Elle préfère ne pas lui donner d’âge, ça la vieillirait davantage…
Il se dégage de sa jeunesse une élégance rare.
Elle s’étonne de la simplicité avec laquelle il s’adresse à elle, comme s’il ne s’était pas aperçu du nombre d’étés qu’elle avait déjà traversé…
Elle pense à lui sur la pointe des pieds pour ne pas risquer de briser cette fragile complicité…
Il ne se passe entre eux rien que la lucidité ne puisse envisager, mais elle frissonne quand il la regarde, honteuse de ce désir d’un autre âge…
Étonnée d’avoir déjà tant vécu, naufragée d’une génération fanée, elle n’en finit pas de peser les années qui l’espace d’une nuit compteraient double…
Elle interroge sans fin son miroir qui pour toute réponse lui renvoie simplement son image…
A-t-il simplement une idée de l’empire qu’elle lui concéderait si seulement il y songeait?
Elle y laisse toute son assurance tandis qu’il semble innocent du charme qu’il promène au bout de son sourire, elle se découvre timide, ne trouve plus ses mots ou les bredouille dans un pauvre murmure.
Sa peau halée à peine ombrée d’une barbe naissante ne réussit pas à l’envieillir, elle ne peut s’empêcher d’imaginer la sienne, douce encore, trouver refuge auprès de ses printemps ardents.

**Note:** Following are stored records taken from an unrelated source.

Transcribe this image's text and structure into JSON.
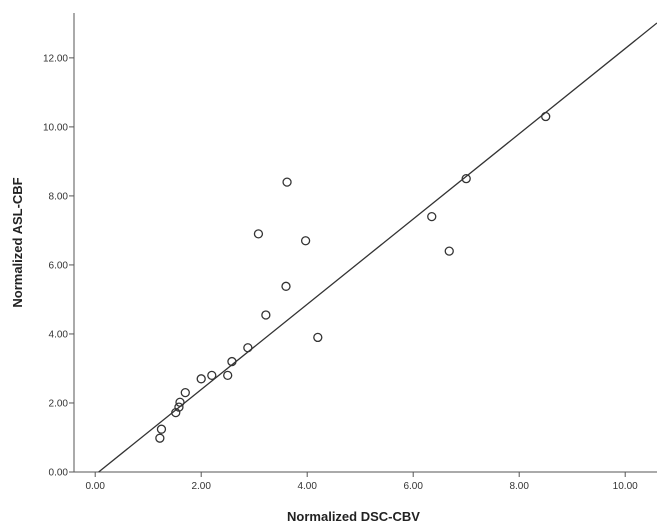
{
  "chart_data": {
    "type": "scatter",
    "title": "",
    "xlabel": "Normalized DSC-CBV",
    "ylabel": "Normalized ASL-CBF",
    "xlim": [
      -0.4,
      10.6
    ],
    "ylim": [
      0.0,
      13.3
    ],
    "x_ticks": [
      "0.00",
      "2.00",
      "4.00",
      "6.00",
      "8.00",
      "10.00"
    ],
    "y_ticks": [
      "0.00",
      "2.00",
      "4.00",
      "6.00",
      "8.00",
      "10.00",
      "12.00"
    ],
    "grid": false,
    "legend": "none",
    "marker": "open-circle",
    "colors": {
      "points": "#333333",
      "line": "#333333",
      "axes": "#555555"
    },
    "points": [
      {
        "x": 1.22,
        "y": 0.98
      },
      {
        "x": 1.25,
        "y": 1.24
      },
      {
        "x": 1.52,
        "y": 1.72
      },
      {
        "x": 1.58,
        "y": 1.88
      },
      {
        "x": 1.6,
        "y": 2.02
      },
      {
        "x": 1.7,
        "y": 2.3
      },
      {
        "x": 2.0,
        "y": 2.7
      },
      {
        "x": 2.2,
        "y": 2.8
      },
      {
        "x": 2.5,
        "y": 2.8
      },
      {
        "x": 2.58,
        "y": 3.2
      },
      {
        "x": 2.88,
        "y": 3.6
      },
      {
        "x": 3.08,
        "y": 6.9
      },
      {
        "x": 3.22,
        "y": 4.55
      },
      {
        "x": 3.6,
        "y": 5.38
      },
      {
        "x": 3.62,
        "y": 8.4
      },
      {
        "x": 3.97,
        "y": 6.7
      },
      {
        "x": 4.2,
        "y": 3.9
      },
      {
        "x": 6.35,
        "y": 7.4
      },
      {
        "x": 6.68,
        "y": 6.4
      },
      {
        "x": 7.0,
        "y": 8.5
      },
      {
        "x": 8.5,
        "y": 10.3
      }
    ],
    "fit_line": {
      "slope": 1.235,
      "intercept": -0.08
    }
  }
}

Elle craint qu’il n’ait senti sa faiblesse et qu’amusé il en joue, à moins qu’attendri par tant de puérile maladresse il ne s’interroge sur la candeur de ces femmes qui ne retiennent de leur âge que celui qui sied à leurs émotions.

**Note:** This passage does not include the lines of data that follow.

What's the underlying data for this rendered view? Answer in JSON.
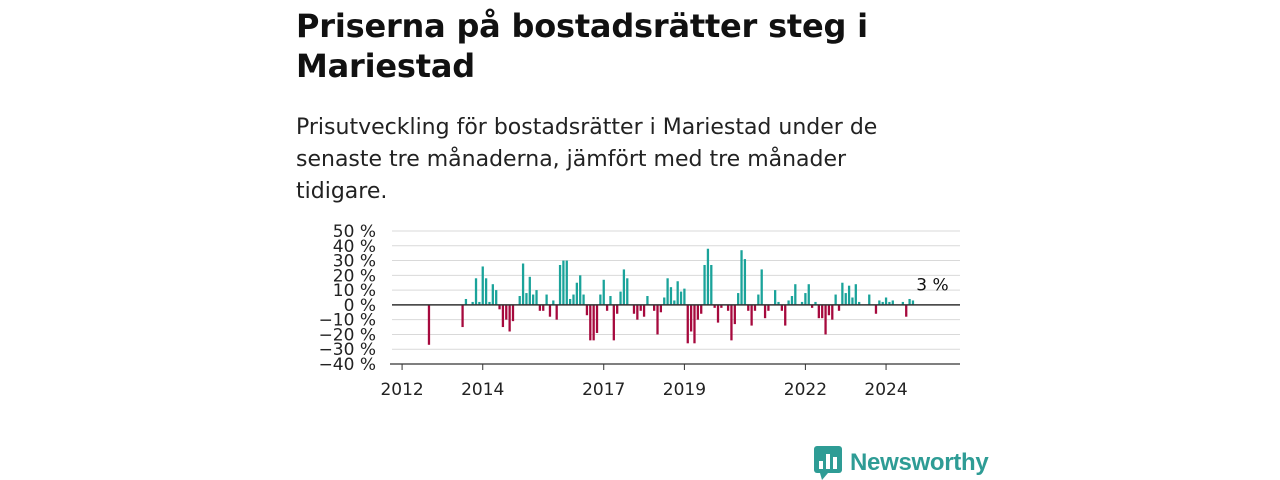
{
  "header": {
    "title": "Priserna på bostadsrätter steg i Mariestad",
    "subtitle": "Prisutveckling för bostadsrätter i Mariestad under de senaste tre månaderna, jämfört med tre månader tidigare."
  },
  "brand": {
    "name": "Newsworthy",
    "color": "#2e9c95",
    "icon": "newsworthy-logo-icon"
  },
  "chart_data": {
    "type": "bar",
    "colors": {
      "positive": "#1aa39a",
      "negative": "#a6093d",
      "grid": "#d9d9d9",
      "zero": "#333333"
    },
    "ylim": [
      -40,
      50
    ],
    "y_ticks": [
      {
        "value": 50,
        "label": "50 %"
      },
      {
        "value": 40,
        "label": "40 %"
      },
      {
        "value": 30,
        "label": "30 %"
      },
      {
        "value": 20,
        "label": "20 %"
      },
      {
        "value": 10,
        "label": "10 %"
      },
      {
        "value": 0,
        "label": "0 %"
      },
      {
        "value": -10,
        "label": "−10 %"
      },
      {
        "value": -20,
        "label": "−20 %"
      },
      {
        "value": -30,
        "label": "−30 %"
      },
      {
        "value": -40,
        "label": "−40 %"
      }
    ],
    "x_ticks": [
      {
        "value": "2012-01",
        "label": "2012"
      },
      {
        "value": "2014-01",
        "label": "2014"
      },
      {
        "value": "2017-01",
        "label": "2017"
      },
      {
        "value": "2019-01",
        "label": "2019"
      },
      {
        "value": "2022-01",
        "label": "2022"
      },
      {
        "value": "2024-01",
        "label": "2024"
      }
    ],
    "annotation": {
      "label": "3 %",
      "value": 3,
      "x": "2025-04"
    },
    "data": [
      [
        "2012-09",
        -27
      ],
      [
        "2013-07",
        -15
      ],
      [
        "2013-08",
        4
      ],
      [
        "2013-10",
        2
      ],
      [
        "2013-11",
        18
      ],
      [
        "2013-12",
        2
      ],
      [
        "2014-01",
        26
      ],
      [
        "2014-02",
        18
      ],
      [
        "2014-03",
        2
      ],
      [
        "2014-04",
        14
      ],
      [
        "2014-05",
        10
      ],
      [
        "2014-06",
        -3
      ],
      [
        "2014-07",
        -15
      ],
      [
        "2014-08",
        -10
      ],
      [
        "2014-09",
        -18
      ],
      [
        "2014-10",
        -11
      ],
      [
        "2014-12",
        6
      ],
      [
        "2015-01",
        28
      ],
      [
        "2015-02",
        8
      ],
      [
        "2015-03",
        19
      ],
      [
        "2015-04",
        7
      ],
      [
        "2015-05",
        10
      ],
      [
        "2015-06",
        -4
      ],
      [
        "2015-07",
        -4
      ],
      [
        "2015-08",
        7
      ],
      [
        "2015-09",
        -8
      ],
      [
        "2015-10",
        3
      ],
      [
        "2015-11",
        -10
      ],
      [
        "2015-12",
        27
      ],
      [
        "2016-01",
        30
      ],
      [
        "2016-02",
        30
      ],
      [
        "2016-03",
        4
      ],
      [
        "2016-04",
        7
      ],
      [
        "2016-05",
        15
      ],
      [
        "2016-06",
        20
      ],
      [
        "2016-07",
        7
      ],
      [
        "2016-08",
        -7
      ],
      [
        "2016-09",
        -24
      ],
      [
        "2016-10",
        -24
      ],
      [
        "2016-11",
        -19
      ],
      [
        "2016-12",
        7
      ],
      [
        "2017-01",
        17
      ],
      [
        "2017-02",
        -4
      ],
      [
        "2017-03",
        6
      ],
      [
        "2017-04",
        -24
      ],
      [
        "2017-05",
        -6
      ],
      [
        "2017-06",
        9
      ],
      [
        "2017-07",
        24
      ],
      [
        "2017-08",
        18
      ],
      [
        "2017-10",
        -6
      ],
      [
        "2017-11",
        -10
      ],
      [
        "2017-12",
        -4
      ],
      [
        "2018-01",
        -8
      ],
      [
        "2018-02",
        6
      ],
      [
        "2018-04",
        -4
      ],
      [
        "2018-05",
        -20
      ],
      [
        "2018-06",
        -5
      ],
      [
        "2018-07",
        5
      ],
      [
        "2018-08",
        18
      ],
      [
        "2018-09",
        12
      ],
      [
        "2018-10",
        3
      ],
      [
        "2018-11",
        16
      ],
      [
        "2018-12",
        9
      ],
      [
        "2019-01",
        11
      ],
      [
        "2019-02",
        -26
      ],
      [
        "2019-03",
        -18
      ],
      [
        "2019-04",
        -26
      ],
      [
        "2019-05",
        -10
      ],
      [
        "2019-06",
        -6
      ],
      [
        "2019-07",
        27
      ],
      [
        "2019-08",
        38
      ],
      [
        "2019-09",
        27
      ],
      [
        "2019-10",
        -2
      ],
      [
        "2019-11",
        -12
      ],
      [
        "2019-12",
        -2
      ],
      [
        "2020-02",
        -4
      ],
      [
        "2020-03",
        -24
      ],
      [
        "2020-04",
        -13
      ],
      [
        "2020-05",
        8
      ],
      [
        "2020-06",
        37
      ],
      [
        "2020-07",
        31
      ],
      [
        "2020-08",
        -4
      ],
      [
        "2020-09",
        -14
      ],
      [
        "2020-10",
        -4
      ],
      [
        "2020-11",
        7
      ],
      [
        "2020-12",
        24
      ],
      [
        "2021-01",
        -9
      ],
      [
        "2021-02",
        -4
      ],
      [
        "2021-04",
        10
      ],
      [
        "2021-05",
        2
      ],
      [
        "2021-06",
        -4
      ],
      [
        "2021-07",
        -14
      ],
      [
        "2021-08",
        3
      ],
      [
        "2021-09",
        6
      ],
      [
        "2021-10",
        14
      ],
      [
        "2021-12",
        2
      ],
      [
        "2022-01",
        8
      ],
      [
        "2022-02",
        14
      ],
      [
        "2022-03",
        -2
      ],
      [
        "2022-04",
        2
      ],
      [
        "2022-05",
        -9
      ],
      [
        "2022-06",
        -9
      ],
      [
        "2022-07",
        -20
      ],
      [
        "2022-08",
        -7
      ],
      [
        "2022-09",
        -10
      ],
      [
        "2022-10",
        7
      ],
      [
        "2022-11",
        -4
      ],
      [
        "2022-12",
        15
      ],
      [
        "2023-01",
        8
      ],
      [
        "2023-02",
        13
      ],
      [
        "2023-03",
        5
      ],
      [
        "2023-04",
        14
      ],
      [
        "2023-05",
        2
      ],
      [
        "2023-08",
        7
      ],
      [
        "2023-10",
        -6
      ],
      [
        "2023-11",
        3
      ],
      [
        "2023-12",
        2
      ],
      [
        "2024-01",
        5
      ],
      [
        "2024-02",
        2
      ],
      [
        "2024-03",
        3
      ],
      [
        "2024-06",
        2
      ],
      [
        "2024-07",
        -8
      ],
      [
        "2024-08",
        4
      ],
      [
        "2024-09",
        3
      ]
    ]
  }
}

Elle parle d’île déserte et de paillote au soleil pour oublier qu’ici le ciel est bas et gris, il répond : « Seul, ça n’a pas vraiment de sens. Elle sait tout ça très bien mais ne sait plus, devant lui, qu’ énoncer des platitudes.

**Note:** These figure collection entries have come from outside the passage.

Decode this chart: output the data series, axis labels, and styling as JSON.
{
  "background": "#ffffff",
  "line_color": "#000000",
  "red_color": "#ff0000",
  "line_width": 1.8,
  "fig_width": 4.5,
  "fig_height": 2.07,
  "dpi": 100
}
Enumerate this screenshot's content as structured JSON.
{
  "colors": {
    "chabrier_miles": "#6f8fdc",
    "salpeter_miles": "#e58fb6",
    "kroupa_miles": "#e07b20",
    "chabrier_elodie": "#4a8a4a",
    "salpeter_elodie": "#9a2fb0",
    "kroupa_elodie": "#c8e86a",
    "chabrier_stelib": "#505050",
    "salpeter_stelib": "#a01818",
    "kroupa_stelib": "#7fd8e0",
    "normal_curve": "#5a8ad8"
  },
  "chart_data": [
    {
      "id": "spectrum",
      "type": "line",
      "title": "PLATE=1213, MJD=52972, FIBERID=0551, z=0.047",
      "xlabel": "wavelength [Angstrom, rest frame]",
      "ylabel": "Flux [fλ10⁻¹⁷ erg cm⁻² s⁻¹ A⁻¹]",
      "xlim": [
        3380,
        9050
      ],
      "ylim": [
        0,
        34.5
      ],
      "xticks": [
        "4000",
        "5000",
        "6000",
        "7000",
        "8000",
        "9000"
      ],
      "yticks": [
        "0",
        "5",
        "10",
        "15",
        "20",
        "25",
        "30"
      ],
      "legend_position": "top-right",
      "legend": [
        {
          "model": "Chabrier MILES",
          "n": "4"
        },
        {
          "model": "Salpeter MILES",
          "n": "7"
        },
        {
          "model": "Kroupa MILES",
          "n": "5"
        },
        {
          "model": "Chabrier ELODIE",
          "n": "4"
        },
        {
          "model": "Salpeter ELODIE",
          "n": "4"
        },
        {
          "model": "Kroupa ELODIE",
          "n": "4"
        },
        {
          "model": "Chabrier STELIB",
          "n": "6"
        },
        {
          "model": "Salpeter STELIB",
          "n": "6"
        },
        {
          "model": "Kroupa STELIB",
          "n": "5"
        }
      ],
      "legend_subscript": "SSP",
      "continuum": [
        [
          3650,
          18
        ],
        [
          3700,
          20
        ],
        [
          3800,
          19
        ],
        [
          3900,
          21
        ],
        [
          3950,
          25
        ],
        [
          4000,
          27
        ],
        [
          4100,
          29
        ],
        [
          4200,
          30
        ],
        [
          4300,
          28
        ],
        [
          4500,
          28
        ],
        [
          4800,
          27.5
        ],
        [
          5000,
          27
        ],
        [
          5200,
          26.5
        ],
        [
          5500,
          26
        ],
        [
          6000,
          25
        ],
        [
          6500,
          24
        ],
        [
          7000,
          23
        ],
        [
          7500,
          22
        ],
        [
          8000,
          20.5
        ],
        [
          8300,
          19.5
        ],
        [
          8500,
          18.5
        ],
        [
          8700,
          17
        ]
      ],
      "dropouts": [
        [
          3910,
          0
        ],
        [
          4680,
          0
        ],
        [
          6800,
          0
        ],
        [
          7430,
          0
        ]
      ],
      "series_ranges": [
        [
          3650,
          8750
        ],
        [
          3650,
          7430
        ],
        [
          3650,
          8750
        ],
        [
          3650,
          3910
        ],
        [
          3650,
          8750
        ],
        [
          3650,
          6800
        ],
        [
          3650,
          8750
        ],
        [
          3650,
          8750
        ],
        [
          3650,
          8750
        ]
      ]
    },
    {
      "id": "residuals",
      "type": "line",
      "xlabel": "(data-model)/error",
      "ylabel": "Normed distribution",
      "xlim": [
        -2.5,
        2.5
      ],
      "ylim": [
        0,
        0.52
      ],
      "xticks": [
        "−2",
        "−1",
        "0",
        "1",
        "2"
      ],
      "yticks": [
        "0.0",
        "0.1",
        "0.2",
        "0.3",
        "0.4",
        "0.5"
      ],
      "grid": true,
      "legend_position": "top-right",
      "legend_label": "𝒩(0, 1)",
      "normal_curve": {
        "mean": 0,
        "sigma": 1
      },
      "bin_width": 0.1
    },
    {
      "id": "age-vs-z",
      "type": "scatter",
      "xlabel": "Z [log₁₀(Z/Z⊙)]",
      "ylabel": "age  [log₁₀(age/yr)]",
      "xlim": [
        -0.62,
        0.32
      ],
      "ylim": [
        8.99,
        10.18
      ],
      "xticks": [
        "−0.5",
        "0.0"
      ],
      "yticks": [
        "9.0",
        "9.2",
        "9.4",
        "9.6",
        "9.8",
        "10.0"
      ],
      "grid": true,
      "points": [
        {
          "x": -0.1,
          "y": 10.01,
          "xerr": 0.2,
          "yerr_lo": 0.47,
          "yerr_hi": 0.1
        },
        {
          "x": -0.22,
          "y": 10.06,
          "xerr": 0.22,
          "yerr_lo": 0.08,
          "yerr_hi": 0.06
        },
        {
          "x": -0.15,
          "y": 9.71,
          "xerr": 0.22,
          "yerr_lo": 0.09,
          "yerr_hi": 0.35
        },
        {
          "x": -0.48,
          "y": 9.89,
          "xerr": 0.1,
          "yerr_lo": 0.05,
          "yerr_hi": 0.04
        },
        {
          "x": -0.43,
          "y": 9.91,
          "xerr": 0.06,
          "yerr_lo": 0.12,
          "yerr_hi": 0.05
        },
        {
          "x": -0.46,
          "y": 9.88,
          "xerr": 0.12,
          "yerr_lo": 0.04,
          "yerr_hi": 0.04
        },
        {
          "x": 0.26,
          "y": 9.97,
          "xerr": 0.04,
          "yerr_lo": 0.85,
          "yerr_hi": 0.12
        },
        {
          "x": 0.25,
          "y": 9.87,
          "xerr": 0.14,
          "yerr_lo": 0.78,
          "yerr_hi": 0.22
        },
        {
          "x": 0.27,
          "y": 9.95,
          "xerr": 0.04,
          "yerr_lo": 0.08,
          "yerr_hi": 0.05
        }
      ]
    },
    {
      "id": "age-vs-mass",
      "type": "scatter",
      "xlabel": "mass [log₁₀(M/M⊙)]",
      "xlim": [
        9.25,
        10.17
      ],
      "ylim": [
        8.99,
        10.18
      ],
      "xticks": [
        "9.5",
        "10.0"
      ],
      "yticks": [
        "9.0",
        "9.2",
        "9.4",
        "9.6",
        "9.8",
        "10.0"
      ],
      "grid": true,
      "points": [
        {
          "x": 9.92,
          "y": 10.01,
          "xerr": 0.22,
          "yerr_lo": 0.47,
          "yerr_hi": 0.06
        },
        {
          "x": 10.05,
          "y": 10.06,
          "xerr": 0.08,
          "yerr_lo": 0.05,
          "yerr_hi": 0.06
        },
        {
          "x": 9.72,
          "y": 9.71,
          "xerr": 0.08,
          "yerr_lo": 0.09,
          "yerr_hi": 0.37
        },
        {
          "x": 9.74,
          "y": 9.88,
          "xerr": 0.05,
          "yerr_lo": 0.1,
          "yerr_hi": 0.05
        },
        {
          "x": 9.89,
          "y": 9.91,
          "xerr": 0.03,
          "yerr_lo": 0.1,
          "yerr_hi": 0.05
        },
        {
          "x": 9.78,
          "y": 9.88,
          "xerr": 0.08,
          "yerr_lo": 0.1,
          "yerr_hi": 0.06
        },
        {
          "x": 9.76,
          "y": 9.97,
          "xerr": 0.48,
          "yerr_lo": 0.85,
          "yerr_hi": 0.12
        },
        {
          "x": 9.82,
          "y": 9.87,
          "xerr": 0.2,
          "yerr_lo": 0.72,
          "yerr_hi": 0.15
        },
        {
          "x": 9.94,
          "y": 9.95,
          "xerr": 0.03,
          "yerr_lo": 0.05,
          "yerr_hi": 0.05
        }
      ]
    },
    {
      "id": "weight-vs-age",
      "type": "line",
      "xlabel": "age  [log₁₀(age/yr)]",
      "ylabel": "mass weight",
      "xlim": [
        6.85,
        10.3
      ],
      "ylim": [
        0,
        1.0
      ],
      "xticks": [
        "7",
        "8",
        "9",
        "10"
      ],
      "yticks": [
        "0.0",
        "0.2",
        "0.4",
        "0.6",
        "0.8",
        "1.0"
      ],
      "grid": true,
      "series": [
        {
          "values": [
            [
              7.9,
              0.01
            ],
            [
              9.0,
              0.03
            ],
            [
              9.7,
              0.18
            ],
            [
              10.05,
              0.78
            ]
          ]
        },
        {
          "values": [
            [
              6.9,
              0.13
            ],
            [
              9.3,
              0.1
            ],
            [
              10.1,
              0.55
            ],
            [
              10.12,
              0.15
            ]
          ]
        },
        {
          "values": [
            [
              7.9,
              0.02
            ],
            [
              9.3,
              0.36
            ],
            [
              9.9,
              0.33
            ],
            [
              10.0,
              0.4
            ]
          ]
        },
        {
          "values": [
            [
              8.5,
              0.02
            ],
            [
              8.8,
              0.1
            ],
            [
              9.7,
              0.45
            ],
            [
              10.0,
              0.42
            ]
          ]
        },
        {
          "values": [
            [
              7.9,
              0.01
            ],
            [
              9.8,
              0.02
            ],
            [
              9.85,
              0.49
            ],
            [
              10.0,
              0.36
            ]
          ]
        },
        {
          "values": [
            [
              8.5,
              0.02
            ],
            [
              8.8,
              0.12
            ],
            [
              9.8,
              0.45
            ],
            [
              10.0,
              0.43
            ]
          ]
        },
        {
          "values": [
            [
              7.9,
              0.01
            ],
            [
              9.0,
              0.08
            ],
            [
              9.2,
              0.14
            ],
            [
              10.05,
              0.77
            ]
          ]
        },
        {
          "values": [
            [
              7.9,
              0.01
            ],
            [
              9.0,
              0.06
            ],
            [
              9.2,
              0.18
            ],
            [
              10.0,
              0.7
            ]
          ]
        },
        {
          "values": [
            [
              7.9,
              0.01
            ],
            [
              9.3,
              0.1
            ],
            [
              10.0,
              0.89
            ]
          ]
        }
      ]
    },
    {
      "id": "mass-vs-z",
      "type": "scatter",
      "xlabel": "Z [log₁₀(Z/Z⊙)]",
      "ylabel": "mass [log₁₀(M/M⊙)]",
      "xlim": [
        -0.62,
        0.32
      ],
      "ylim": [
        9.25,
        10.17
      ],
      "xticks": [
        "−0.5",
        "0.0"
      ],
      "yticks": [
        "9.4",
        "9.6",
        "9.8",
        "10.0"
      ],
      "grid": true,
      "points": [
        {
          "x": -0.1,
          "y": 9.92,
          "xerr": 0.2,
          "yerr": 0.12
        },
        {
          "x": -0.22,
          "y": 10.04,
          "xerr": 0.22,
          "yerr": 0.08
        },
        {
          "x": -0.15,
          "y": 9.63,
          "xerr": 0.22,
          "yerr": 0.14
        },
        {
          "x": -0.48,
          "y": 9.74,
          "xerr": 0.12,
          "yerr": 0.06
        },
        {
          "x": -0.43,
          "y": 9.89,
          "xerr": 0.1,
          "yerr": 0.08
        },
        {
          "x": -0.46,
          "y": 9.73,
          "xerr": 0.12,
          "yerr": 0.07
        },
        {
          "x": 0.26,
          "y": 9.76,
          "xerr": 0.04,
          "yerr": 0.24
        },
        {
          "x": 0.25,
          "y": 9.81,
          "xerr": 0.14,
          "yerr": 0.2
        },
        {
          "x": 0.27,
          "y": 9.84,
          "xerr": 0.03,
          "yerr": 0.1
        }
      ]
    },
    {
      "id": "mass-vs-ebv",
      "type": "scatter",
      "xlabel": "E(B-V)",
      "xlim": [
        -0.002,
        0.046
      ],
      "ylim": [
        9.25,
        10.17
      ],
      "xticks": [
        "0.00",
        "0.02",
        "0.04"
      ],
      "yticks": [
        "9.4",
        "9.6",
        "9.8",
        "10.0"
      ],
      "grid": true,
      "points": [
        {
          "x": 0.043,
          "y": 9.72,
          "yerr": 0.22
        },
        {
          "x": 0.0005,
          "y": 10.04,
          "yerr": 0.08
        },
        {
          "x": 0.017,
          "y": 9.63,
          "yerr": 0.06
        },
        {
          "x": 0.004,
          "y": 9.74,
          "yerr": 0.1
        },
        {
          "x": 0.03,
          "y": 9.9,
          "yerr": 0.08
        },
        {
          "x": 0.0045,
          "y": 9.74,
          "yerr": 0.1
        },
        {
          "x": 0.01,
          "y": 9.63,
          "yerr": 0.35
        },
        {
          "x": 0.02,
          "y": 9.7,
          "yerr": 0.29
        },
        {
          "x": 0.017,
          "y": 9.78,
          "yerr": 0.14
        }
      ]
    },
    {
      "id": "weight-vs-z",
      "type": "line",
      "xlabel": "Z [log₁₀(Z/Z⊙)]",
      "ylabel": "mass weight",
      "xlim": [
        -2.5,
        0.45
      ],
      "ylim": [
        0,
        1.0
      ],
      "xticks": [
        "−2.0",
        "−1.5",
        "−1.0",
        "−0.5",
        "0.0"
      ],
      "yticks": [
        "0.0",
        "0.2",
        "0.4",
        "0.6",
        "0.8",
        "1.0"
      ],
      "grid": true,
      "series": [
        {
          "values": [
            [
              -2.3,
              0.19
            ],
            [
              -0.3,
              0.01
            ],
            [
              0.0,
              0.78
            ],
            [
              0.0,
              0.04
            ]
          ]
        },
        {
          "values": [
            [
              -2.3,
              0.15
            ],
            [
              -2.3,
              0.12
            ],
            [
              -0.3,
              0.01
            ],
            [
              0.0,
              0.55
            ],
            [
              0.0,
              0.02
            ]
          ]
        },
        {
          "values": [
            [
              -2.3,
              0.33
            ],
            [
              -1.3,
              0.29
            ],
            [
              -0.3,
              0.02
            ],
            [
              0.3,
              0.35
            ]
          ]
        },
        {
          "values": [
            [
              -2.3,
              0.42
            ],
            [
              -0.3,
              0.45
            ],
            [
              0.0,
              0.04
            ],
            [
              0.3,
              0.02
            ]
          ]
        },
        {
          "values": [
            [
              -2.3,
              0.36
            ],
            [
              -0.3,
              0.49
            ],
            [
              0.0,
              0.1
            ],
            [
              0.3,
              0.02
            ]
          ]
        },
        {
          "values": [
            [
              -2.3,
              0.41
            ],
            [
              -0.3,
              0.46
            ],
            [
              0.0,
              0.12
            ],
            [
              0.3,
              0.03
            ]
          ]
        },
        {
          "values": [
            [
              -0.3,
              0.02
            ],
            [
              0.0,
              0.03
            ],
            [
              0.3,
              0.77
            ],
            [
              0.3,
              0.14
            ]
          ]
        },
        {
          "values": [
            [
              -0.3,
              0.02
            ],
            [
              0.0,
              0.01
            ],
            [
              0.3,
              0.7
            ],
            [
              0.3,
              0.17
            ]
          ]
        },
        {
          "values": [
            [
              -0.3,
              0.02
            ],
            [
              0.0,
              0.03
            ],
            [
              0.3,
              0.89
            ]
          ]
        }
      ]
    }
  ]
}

Il lui dit : « A bientôt, sûrement, je vous appelle, nous prendrons un verre ou un café. » Elle répond : « Peut-être, pourquoi pas ? » mais pense : « Il n’appellera pas. »
Il s’en va sans se retourner alors que déjà elle supplie le hasard. Elle s’en veut de cette envie de lui, de son corps qui la trahit.
Il s’en va là où elle n’a pas sa place.
Au coin de la rue il n’aura retenu d’elle que sa quête pitoyable, il s’en moque et oublie même d’en rire puisqu’elle n’existe déjà plus.